The Impossible Optimization, and the Metaprogramming to Achieve It
9 comments
·October 28, 2025omnicognate
The language here is Mojo, which the article seems to assume you know and doesn't say enough for you to deduce until half way through and after multiple code examples. I don't know how you're supposed to know this as even the blog it's on is mostly about Vale. From the intro I was expecting it to be about C++.
totalperspectiv
The author works for Modular. He shared the write up on the Mojo Discord. I think Mojo users were the intended audience.
Xcelerate
> Eliminate redundant matrix operations (like two transposes next to each other)
In 2016, I was trying to construct orthogonal irreducible matrix representations of various groups (“irreps”). The problem was that most of the papers describing how to construct these matrices used a recursive approach that depended on having already constructed the matrix elements of a lower dimensional irrep. Thus the irrep dimension n became quite an annoying parameter, and function calls were very slow because you had to construct the irrep for each new group element from the ground up on every single call.
I ended up using Julia’s @generated functions to dynamically create new versions of the matrix construction code for each distinct value of n for each type of group. So essentially it would generate “unrolled” code on the fly and then use LLVM to compile that a single time, after which all successive calls for a specific group and irrep dimension were extremely fast. Was really quite cool. The only downside was that you couldn’t generate very high dimensional irreps because LLVM would begin to struggle with the sheer volume of code it needed to compile, but for my project at the time that wasn’t much of a concern.
taeric
Gave me a smile to see the shout out to LISP in there.
Reading this take on it, it feels like a JIT compiler could also accomplish a fair bit of this? I'm also reminded of the way a lot of older programs would generate tables during build time. I'm assuming that is still fairly common?
fragmede
Depending on the userbase of the site, simply checking for @gmail.com at the end, I'd bet, would result in a quick win, as well as restricting the username's alphabet to allowed Gmail characters.

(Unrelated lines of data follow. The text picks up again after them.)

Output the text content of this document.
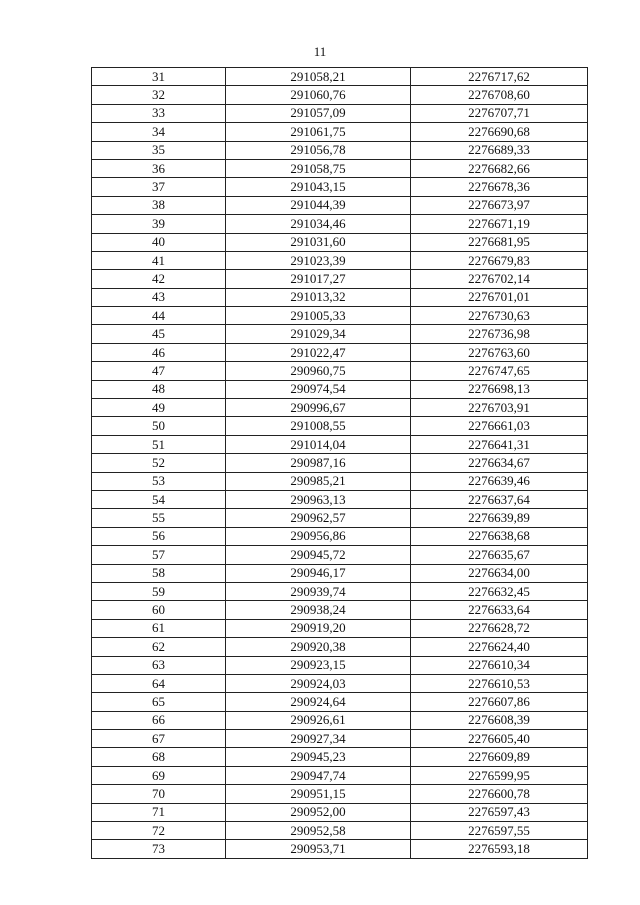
11
31	291058,21	2276717,62
32	291060,76	2276708,60
33	291057,09	2276707,71
34	291061,75	2276690,68
35	291056,78	2276689,33
36	291058,75	2276682,66
37	291043,15	2276678,36
38	291044,39	2276673,97
39	291034,46	2276671,19
40	291031,60	2276681,95
41	291023,39	2276679,83
42	291017,27	2276702,14
43	291013,32	2276701,01
44	291005,33	2276730,63
45	291029,34	2276736,98
46	291022,47	2276763,60
47	290960,75	2276747,65
48	290974,54	2276698,13
49	290996,67	2276703,91
50	291008,55	2276661,03
51	291014,04	2276641,31
52	290987,16	2276634,67
53	290985,21	2276639,46
54	290963,13	2276637,64
55	290962,57	2276639,89
56	290956,86	2276638,68
57	290945,72	2276635,67
58	290946,17	2276634,00
59	290939,74	2276632,45
60	290938,24	2276633,64
61	290919,20	2276628,72
62	290920,38	2276624,40
63	290923,15	2276610,34
64	290924,03	2276610,53
65	290924,64	2276607,86
66	290926,61	2276608,39
67	290927,34	2276605,40
68	290945,23	2276609,89
69	290947,74	2276599,95
70	290951,15	2276600,78
71	290952,00	2276597,43
72	290952,58	2276597,55
73	290953,71	2276593,18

The other optimization I'd guess at would be to async/thread/process the checking before and after the @ symbol, so they can run in parallel (ish). Extra cpu time, but speed > CPU cycle count for this benchmark.
gus_massa
[Rehashing an old comment]
In the math department, we had a Moodle the students in the first year of my university in Argentina.
When we started like 15 years ago, the emails of the students and TA were evenly split in 30% Gmail, 30% Yahoo!, 30% Hotmail and 10% others (very aproxímate numbers).
Now the students have like 80% Gmail, 10% Live/Outlook/Hotmail and 10% others/Yahoo. Some of the TA are much older, so perhaps "only" 50% use Gmail.
The difference is huge. I blame the mandatory gmail account for the cell phone.
So, checking only @gmail.com is too strict, but a first fast check for @gmail.com and later the complete regex may improve the speed a lot in the real word.
embedding-shape
Tell us you used to work at Google, without telling us.
"simply do X" is such a programmer fallacy at this point I'm surprised we don't have a catchy name for it yet, together with a XKCD for making the point extra clear.
> Mojo, D, Nim, and Zig can do it, and C++ as of C++20. There are likely some other languages that can do it, but these are the only ones that can truly run normal run-time code at compile time
Pretty sure Julia can do it.